Ownership rules amended

  • 2011-07-13
  • Staff and wire reports

RIGA - Latvia’s Saeima, feeling the pressure from a population that is fed up with widespread corruption and the self-styled immunity politicians have awarded themselves, on July 8 approved amendments to the Commercial Law in the second and final reading, which mandates that the names of actual beneficiaries of offshore company owners must be made known, reports news agency LETA. Eighty-three parliament members voted for the amendments, whilst one MP, Andris Skele (For a Good Latvia), abstained.

Former President Valdis Zatlers on June 16 said that he was pleased that Saeima, in this bill’s first reading, voted for disclosing the names of offshore company owners, saying that MPs have “heard the people’s voice.” MPs had even put the bill on the “fast track” approval process.

The law stipulates that individual company shareholders are considered the actual beneficiaries if, according to the Law on Prevention of Money Laundering and Terrorism Financing, no other individual is considered to be the true beneficiary.
Every shareholder, who officially holds at least 25 percent of a given company’s shares while the true beneficiary is someone else, must report it to the company in 14 days time and reveal the true beneficiary’s name.

However, every legal entity that holds at least 25 percent of a company’s shares and was not established according to the European Union member states’ laws must report its founders, shareholders and/or beneficiaries to the given company in 14 days time. The company will then submit the report to the Commercial Register during the next 14 days.
The amendments will come into force on July 13, 2011.

In a reflection of recent public dissatisfaction with the state of corruption and oligarch control of the levers of the economy, Saeima’s Human Rights and Public Affairs Committee already on June 15 decided that the Law on Press and Other Mass Media will be amended, so that mass media would have to reveal their owners, those who hold at least five percent of their shares.

When the amendments come into force, mass media will have six months to reveal their owners. If the mass media companies’ ownership changes, they must inform about their new owners within a month.
The amendments will also “borrow” several regulations from the British legislation. The media owners, who will want to establish new media companies, will also have to provide information about their connection with bankruptcy or insolvency cases and shares in previous companies.

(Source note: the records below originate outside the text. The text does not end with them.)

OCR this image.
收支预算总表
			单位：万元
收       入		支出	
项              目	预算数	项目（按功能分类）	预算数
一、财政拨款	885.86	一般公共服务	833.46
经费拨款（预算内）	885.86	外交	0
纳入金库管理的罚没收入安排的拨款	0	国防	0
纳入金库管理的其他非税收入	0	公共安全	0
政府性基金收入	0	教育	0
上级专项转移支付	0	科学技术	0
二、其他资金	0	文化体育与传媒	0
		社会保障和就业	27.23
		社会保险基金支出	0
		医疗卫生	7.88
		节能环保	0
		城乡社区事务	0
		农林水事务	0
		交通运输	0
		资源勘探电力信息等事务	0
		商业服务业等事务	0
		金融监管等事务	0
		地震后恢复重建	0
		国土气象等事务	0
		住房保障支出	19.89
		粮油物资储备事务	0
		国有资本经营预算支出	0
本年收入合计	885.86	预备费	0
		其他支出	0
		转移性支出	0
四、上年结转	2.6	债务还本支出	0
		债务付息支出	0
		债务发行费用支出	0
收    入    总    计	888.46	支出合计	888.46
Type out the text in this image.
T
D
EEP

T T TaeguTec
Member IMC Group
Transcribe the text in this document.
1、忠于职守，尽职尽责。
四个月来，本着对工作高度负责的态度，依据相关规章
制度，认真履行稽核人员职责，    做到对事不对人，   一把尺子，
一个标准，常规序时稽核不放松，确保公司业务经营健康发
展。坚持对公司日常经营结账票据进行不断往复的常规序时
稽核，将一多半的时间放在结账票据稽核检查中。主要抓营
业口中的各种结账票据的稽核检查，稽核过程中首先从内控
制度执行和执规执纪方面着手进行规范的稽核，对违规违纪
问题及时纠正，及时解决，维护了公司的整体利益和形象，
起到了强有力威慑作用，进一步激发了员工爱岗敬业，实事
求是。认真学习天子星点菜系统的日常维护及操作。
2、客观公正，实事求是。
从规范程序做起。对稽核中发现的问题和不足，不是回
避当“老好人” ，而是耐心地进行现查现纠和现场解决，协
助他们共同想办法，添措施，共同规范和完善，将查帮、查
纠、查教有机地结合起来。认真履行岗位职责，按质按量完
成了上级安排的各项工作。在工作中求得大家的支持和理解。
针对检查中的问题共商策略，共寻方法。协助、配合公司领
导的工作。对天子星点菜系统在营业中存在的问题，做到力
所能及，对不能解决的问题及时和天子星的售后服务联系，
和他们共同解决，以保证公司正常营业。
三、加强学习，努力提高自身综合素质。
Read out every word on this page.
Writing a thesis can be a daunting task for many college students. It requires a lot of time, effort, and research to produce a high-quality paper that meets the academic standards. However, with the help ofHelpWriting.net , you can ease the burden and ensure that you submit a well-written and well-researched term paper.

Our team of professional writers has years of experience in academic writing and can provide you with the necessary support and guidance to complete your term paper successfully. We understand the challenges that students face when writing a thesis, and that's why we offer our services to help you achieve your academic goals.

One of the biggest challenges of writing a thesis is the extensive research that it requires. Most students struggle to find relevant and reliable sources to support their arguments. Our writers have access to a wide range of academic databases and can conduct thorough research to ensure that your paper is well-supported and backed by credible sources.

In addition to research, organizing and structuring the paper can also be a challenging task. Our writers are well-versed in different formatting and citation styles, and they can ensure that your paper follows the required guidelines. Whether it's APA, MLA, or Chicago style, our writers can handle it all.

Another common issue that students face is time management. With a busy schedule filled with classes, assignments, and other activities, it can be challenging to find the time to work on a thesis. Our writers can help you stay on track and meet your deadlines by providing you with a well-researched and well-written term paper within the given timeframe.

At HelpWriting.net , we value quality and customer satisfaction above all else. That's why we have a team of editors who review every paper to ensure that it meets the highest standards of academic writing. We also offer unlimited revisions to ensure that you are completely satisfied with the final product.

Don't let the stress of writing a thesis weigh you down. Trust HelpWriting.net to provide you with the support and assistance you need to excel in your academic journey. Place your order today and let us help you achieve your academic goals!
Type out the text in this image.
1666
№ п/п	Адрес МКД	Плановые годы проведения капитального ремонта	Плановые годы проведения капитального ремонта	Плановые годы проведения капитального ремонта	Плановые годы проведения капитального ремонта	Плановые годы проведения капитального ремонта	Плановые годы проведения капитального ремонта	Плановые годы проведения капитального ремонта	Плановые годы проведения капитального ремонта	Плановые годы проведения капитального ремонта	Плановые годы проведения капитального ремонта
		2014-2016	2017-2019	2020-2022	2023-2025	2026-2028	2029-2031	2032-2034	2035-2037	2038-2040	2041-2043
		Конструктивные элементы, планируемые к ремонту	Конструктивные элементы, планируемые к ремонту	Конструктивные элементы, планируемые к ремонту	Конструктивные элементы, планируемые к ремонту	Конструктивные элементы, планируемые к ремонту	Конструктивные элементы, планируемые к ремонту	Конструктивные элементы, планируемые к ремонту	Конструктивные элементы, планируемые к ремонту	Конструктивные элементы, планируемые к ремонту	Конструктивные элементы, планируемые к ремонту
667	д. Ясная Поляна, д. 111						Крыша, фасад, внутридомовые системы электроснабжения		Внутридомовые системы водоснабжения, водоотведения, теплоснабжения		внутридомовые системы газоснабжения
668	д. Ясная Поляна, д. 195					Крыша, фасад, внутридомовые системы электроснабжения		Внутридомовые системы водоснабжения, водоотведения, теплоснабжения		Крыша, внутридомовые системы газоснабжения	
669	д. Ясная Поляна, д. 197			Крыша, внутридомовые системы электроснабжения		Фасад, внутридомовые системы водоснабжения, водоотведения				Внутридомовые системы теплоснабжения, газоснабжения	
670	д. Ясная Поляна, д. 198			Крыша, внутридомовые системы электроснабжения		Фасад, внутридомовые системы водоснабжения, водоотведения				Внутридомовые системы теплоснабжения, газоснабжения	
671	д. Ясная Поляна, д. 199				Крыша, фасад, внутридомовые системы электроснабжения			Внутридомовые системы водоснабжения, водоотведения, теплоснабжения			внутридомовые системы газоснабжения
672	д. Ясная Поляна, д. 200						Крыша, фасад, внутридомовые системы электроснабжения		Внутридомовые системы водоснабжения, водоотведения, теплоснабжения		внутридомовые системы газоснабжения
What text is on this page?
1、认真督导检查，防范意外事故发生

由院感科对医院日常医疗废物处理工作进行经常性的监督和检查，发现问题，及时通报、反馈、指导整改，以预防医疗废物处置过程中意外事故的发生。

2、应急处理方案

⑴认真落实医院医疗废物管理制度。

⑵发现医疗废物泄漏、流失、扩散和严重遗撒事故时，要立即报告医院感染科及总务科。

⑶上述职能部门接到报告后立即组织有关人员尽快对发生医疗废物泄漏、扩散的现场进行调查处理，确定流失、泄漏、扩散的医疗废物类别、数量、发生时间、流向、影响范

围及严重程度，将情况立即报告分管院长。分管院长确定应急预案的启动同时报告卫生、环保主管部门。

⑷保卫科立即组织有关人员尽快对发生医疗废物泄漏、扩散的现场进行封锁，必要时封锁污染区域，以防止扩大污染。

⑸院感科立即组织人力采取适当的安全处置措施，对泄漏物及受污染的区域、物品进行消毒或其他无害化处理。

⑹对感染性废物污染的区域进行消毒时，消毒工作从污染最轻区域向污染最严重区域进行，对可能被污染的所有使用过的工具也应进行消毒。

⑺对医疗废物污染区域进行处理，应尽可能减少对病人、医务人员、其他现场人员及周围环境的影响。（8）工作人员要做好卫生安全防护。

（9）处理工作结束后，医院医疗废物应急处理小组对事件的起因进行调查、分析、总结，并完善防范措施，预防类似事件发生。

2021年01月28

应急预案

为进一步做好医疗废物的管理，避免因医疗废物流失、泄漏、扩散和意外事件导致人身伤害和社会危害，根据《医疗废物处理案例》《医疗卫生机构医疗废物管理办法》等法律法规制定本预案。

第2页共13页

If the media is established by a company, it will have to submit the scheme of its structure, explaining the founder’s ownership rights, the proportion of shares and the number of a particular company’s shares in different companies.
Even though the 10th Saeima concluded its spring session already on June 21 and the referendum on dissolution of Saeima will be held on July 23, the committee decided to set up a task force to come up with solutions for how to prevent offshore companies from purchasing Latvian media.

Highlighting the country’s active role in massive money laundering schemes, just last month another organized crime group, this time in Ukraine, was uncovered, with ties to Latvia. The group’s members, Latvian citizens, were laundering money through multi-million dollar public procurements. However, they still have not been taken into custody and no charges have been pressed against them.

The TV3 broadcast ‘Neka personiga’ (Nothing personal) reports that panic has spread among high-ranking Ukrainian officials, because the influential energy and oil minister must now explain why the state company Cernomornaftogaz spent 400 million dollars on an oil rig that does not cost more than 248 million dollars.
The purchase of the rig was conducted via a fixed tender. Two offshore companies, headed by Latvian citizens Stanislavs Gorins and Eriks Vanagels, offered the rig at exorbitant prices.

Vanagels is connected with the company Stabu 58, which belongs to former security service employees. The company used to earn money by storage of cars seized from intoxicated drivers.
The Ukrainian press reports that the money laundering scheme included not only 71-year-old Vanagels, but also his 44-year-old son. ‘Neka personiga’ met with Gorins at his office in Riga. The insurance broker claims that he is not familiar with Vanagels and has no idea who is using his signature on the offshore companies’ documents.
Even though it is still not clear whether these persons are capable of implementing such a large-scale money laundering affair, Business New Europe reporters have revealed that there are links between Gorins and Vanagels, and both Latvians also had other successful deals in Ukraine.

It was earlier reported that, according to the information made available after the Corruption Prevention Bureau’s (CPB) searches, Latvian political heavyweights are the ones who benefit from multiple offshore companies, as the state budget loses millions of lats as these persons channel the money into their own pockets, which directly affects everyone in Latvia.
Economy Minister Artis Kampars (Unity) pointed out that “Latvia differs from other countries in that most of the offshore companies abroad are established to hide the true identity of their owners or people who benefit from these companies.

However, information that has become available to the public on CPB’s searches proves that Latvian political heavyweights are the ones who benefit from the multiple offshore companies that are registered abroad,” says Kampars.
Kampars wants to see Europe change the system of hidden offshore accounts.
The amendments were promulgated on July 12.